Because The Exorcist is the first horror movie whose production is claimed to have been cursed, this distinction spawned a number of urban legends about the production:
- For instance, the aforementioned set fire morphed into a legend that the entire set of the McNeil house burned down on a Sunday of all days…except for Regan’s room (in which the exorcism takes place): it was mysteriously untouched.
- Another legend claims that nine people died while making the movie. Much like the rumor of a curse on King Tut’s tomb, most of these deaths have nothing to do with the movie, while others occurred years after filming was completed.
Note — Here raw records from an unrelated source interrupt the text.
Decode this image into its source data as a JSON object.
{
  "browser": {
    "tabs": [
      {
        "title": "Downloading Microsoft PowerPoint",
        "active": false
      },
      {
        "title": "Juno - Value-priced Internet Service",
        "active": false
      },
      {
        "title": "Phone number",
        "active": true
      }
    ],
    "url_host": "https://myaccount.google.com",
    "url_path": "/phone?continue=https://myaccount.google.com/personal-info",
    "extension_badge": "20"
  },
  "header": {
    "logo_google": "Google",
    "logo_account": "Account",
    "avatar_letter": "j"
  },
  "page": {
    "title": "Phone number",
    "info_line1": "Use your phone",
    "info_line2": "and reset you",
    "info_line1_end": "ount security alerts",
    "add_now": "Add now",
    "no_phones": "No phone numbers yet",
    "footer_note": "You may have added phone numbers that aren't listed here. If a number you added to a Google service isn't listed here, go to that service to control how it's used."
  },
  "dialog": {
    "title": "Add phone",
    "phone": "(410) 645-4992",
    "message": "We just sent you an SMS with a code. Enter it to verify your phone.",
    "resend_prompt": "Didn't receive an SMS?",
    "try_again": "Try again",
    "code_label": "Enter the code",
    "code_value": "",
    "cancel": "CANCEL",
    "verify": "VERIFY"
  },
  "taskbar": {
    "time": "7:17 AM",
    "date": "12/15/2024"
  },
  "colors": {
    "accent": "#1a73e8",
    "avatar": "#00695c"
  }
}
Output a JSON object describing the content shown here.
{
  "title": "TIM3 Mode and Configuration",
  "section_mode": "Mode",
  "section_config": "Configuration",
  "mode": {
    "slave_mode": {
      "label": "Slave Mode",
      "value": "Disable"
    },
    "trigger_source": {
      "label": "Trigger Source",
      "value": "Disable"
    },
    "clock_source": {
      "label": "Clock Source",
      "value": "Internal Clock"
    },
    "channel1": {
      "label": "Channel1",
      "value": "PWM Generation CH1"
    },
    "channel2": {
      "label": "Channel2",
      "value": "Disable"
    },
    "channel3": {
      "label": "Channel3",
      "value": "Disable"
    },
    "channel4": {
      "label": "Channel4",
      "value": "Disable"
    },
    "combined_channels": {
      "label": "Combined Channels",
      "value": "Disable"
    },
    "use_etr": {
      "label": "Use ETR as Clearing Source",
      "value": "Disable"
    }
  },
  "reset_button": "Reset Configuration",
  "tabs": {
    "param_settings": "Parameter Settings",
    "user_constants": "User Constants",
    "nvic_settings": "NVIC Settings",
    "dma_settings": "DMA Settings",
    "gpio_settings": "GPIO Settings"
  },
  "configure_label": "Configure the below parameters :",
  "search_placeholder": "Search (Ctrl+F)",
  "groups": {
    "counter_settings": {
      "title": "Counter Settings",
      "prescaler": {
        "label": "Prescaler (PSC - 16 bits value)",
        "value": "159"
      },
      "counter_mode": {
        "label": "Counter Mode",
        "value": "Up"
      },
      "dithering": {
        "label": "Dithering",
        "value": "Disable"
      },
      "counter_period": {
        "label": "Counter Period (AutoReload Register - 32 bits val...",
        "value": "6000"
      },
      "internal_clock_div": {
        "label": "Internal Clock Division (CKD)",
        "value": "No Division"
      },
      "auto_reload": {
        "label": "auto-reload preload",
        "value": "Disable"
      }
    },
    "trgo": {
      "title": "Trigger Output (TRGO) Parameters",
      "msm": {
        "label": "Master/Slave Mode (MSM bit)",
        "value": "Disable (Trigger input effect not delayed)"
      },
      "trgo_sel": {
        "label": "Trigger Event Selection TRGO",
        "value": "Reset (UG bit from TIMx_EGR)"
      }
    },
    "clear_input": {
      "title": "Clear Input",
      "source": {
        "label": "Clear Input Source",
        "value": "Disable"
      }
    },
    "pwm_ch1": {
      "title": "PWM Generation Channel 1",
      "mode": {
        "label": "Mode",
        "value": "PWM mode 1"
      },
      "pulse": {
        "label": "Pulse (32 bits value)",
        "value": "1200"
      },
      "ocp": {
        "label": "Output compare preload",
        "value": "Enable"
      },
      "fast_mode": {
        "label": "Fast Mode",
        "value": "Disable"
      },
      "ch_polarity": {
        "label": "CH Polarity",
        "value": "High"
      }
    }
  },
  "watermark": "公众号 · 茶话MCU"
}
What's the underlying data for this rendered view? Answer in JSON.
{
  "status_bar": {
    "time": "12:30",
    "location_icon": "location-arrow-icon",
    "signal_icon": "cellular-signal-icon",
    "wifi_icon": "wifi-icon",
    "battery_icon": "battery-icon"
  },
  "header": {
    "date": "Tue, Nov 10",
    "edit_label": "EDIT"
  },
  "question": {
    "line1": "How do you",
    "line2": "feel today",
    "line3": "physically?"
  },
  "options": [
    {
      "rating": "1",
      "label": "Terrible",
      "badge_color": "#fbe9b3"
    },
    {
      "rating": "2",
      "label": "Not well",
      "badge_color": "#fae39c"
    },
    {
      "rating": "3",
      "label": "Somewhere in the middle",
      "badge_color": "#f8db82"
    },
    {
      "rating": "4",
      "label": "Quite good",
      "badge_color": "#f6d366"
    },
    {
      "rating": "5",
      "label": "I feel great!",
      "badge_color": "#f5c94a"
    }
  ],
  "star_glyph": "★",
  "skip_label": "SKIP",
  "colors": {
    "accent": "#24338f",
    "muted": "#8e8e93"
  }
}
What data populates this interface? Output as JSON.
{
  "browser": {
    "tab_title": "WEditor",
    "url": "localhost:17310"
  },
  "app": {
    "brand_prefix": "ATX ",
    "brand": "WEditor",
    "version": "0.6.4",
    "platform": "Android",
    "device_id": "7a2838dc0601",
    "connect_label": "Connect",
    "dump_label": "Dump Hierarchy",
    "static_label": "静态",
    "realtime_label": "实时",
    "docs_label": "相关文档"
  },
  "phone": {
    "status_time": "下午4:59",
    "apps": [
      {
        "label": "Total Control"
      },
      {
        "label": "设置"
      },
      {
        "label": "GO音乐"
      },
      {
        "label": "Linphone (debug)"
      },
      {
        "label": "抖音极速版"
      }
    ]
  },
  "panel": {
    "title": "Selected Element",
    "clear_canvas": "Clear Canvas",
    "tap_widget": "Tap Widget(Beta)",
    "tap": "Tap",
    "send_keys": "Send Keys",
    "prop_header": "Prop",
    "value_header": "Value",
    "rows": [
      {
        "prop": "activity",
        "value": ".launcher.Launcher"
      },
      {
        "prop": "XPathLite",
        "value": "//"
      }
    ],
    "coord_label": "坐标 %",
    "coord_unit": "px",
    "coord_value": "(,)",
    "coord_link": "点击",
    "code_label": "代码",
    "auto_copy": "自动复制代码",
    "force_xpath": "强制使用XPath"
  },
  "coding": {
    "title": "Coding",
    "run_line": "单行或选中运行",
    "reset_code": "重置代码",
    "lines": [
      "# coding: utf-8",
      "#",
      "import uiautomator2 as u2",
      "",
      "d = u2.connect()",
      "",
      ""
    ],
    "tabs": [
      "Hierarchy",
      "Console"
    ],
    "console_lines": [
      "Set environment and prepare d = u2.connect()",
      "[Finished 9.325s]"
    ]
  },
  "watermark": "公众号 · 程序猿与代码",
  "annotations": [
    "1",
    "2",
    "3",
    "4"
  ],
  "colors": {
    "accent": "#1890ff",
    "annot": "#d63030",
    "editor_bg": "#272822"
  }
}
Four deaths apparently occurred during filming, but the “victims” were not people actually involved in making the movie (e.g., an assistant camerman’s baby, actor Max von Sydow’s brother, or Linda Blair’s grandfather).
- Another urban legend has it that The Exorcist was banned on video in the UK until 1999. In fact, the film was released on home video in 1979. The Video Records Act of 1984 required all home videos to be classified, and Warner Brothers did not submit The Exorcist until 1999…whereupon it was passed by the board and promptly re-released.
- Three Jesuits served as technical advisors on the film, and two even appeared in the movie: William O’Malley as Father Dyer, and Thomas Bermingham as the president of Georgetown University. According to urban legend, the film crew were so disturbed about the project that the director had Bermingham perform an exorcism on the set. Other versions say that Bermingham visited the set every morning to bless it before filming began.
For Further Reading
Leo Ruickbie. “What Possessed Us?” Fortean Times, May 2014, 313: 30–35.